To the second, I really hope the WHOLE group takes this to heart. But, I'll believe it when I see John C. Wright, Tom Simon, and Anthony having a blatantly silly chat about something being superversive on Twitter. This is about actively building relationships with readers and each other in public. And some of the folks who have accounts need to be active(Jagi, Marina, Jason).  To the other side of publicity, you need to seek out reviewers BEFORE you release, not after. My book money goes to way too many places on my meager pay. I won't complain over more free books. Really.

To the proposed livestream changes: GREAT. I like you guys, but your Roundtables seriously feel like I'm at a family reunion and everybody's talking, when I want to hear stories from my grandfather, uncle, and that weird cousin of mine. It's about focus, and I've not felt that from the few Roundtables I really tried to listen to. Chaos ensued, and I couldn't get a feel for much of anything.

Changing the comments: YEAH. I can't get disqus to remember me, and I use it so little I can't get to remember my account/password. I have to use a different browser so I can use this ID, and Brave is not cooperating right now.  I am eminently terminable, and won't endanger my job to comment on your blog.

To Focusing less on the details: If you mean less trying to define Superversive, and more talking about stuff that is, great. Get people think in those terms, show them what is deliberately or inadvertently uplifting and why.

On the whole, I am greatly encouraged by Anthony's post, and I hope they start the structural changes so more people can feel part of it.

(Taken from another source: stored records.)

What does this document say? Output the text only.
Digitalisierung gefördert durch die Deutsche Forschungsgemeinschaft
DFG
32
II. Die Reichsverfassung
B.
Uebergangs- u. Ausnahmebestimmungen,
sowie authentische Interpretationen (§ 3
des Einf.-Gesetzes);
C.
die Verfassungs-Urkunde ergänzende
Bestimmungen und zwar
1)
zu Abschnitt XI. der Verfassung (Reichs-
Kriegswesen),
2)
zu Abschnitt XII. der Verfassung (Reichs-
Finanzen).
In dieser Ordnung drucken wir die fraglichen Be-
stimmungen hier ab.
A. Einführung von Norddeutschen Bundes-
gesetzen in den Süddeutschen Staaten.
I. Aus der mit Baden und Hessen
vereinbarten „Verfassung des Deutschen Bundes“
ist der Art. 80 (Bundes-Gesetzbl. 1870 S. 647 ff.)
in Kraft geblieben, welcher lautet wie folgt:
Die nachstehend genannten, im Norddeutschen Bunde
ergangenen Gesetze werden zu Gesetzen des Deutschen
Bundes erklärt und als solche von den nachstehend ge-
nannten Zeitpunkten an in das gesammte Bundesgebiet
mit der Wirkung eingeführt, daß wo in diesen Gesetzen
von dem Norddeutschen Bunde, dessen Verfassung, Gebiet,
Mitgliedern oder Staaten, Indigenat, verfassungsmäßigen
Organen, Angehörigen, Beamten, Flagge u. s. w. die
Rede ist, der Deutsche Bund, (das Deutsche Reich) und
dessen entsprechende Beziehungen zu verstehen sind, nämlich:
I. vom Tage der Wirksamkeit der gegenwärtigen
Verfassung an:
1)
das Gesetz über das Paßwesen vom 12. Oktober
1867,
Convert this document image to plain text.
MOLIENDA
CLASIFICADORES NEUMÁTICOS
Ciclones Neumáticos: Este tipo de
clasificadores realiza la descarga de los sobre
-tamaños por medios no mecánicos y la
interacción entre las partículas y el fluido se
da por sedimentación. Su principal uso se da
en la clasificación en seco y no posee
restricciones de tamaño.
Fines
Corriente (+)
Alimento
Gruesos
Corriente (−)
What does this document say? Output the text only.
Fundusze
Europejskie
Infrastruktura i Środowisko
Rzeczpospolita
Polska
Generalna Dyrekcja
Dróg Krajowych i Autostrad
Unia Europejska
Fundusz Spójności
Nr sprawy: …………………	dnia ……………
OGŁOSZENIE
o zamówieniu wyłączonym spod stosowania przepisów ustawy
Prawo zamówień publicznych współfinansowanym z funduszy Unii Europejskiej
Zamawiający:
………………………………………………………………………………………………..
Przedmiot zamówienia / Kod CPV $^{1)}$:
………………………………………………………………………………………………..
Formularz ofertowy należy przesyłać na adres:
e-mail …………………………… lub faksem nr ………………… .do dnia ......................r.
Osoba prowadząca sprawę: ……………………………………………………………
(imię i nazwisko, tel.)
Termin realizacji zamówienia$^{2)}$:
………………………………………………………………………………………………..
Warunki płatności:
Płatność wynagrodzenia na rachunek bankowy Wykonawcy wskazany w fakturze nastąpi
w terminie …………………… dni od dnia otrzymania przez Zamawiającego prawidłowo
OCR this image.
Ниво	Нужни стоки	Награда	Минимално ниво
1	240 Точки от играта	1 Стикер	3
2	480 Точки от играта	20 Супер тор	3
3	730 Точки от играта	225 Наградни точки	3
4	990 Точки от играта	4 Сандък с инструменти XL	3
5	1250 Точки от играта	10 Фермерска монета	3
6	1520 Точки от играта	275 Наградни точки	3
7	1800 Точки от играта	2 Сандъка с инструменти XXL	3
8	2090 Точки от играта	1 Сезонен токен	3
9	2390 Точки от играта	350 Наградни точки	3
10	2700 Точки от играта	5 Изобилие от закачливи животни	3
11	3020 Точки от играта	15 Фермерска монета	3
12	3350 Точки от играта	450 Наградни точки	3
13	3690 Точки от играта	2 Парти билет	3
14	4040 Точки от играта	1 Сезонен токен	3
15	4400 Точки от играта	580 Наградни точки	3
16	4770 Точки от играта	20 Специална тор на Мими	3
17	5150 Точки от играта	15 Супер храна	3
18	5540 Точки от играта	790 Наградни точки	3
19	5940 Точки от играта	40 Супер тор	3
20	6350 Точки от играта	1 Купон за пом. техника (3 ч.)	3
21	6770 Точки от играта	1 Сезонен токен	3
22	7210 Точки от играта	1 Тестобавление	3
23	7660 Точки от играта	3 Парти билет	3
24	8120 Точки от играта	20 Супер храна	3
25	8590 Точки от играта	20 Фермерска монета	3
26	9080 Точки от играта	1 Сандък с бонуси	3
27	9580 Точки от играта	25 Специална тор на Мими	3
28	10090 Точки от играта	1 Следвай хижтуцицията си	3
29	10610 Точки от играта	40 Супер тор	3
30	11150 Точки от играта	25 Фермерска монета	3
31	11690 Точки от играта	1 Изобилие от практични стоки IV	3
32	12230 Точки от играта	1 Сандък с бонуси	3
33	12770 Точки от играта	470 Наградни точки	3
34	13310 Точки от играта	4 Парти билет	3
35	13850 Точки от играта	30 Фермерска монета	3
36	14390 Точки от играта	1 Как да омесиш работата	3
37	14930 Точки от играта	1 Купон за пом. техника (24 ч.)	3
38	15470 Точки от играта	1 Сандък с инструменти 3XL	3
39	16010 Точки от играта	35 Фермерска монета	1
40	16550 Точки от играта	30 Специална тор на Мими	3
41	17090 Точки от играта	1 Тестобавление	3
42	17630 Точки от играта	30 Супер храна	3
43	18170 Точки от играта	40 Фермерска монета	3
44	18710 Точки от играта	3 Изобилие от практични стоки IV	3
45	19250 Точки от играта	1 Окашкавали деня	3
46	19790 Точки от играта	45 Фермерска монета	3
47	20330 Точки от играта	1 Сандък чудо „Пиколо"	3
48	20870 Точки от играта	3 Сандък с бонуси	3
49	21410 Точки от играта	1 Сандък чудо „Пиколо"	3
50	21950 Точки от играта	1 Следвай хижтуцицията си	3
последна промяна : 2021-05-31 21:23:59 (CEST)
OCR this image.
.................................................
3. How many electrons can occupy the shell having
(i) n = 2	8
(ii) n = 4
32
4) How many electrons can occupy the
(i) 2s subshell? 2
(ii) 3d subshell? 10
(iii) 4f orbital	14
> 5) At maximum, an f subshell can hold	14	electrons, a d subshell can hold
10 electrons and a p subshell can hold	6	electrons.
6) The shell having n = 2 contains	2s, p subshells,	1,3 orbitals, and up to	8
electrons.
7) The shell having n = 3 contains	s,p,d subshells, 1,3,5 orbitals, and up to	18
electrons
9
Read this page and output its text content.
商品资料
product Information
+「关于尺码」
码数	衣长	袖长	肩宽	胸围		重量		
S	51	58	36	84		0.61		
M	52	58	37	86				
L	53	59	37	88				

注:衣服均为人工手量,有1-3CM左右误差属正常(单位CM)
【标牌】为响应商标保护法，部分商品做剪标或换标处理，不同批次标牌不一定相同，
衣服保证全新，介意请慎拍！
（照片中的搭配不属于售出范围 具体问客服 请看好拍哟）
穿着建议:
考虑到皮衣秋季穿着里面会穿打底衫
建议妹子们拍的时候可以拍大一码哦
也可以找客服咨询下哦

When you play Social Justice, the world loses.


  1. I've been aiming stories at superversive and pulprev ideals since before the names gained traction simply because I like adventure and a positive view of human nature. I'll happily follow along with both for the ride.

    I hadn't really considered the background behind both and the identity challenges they face until I started to read all these linked blogs today. It's good food for thought.

    No matter how it all turns out, I'll still enjoy action-filled stories with uplifting views of the human condition and what people can accomplish.

    1. Well said! Every author needs to understand that our job is to write for readers like you.

    2. Here, here, John.

      I feel the same way.

  2. Some advance publicity for new releases would help too. (Willing to assist with this), I'm constantly looking for new titles and preorders to push on the CH blog. It's hard to help raise awareness when the first sign that a book has been released is when it shows up on Amazon searches a week later. (This is a generalized indie problem.)

  3. To Focusing less on the details: If you mean less trying to define Superversive, and more talking about stuff that is, great. Get people think in those terms, show them what is deliberately or inadvertently uplifting and why.


    You might notice the post was taken down. The reason is that I was informed quickly that I shouldn't be talking about business decisions publicly. I'm not the leader here, so off it went.

    Buuuuuut rest assured there's lots of discussion going on.

    (I'm Anthony, this is my google username and it's a pain to change it.)

  4. Successful indie publishers would have a lot of good advice on this.
    Networking, cross promotion, and persistence.
    Personally I think the basic key to everything is commercial success.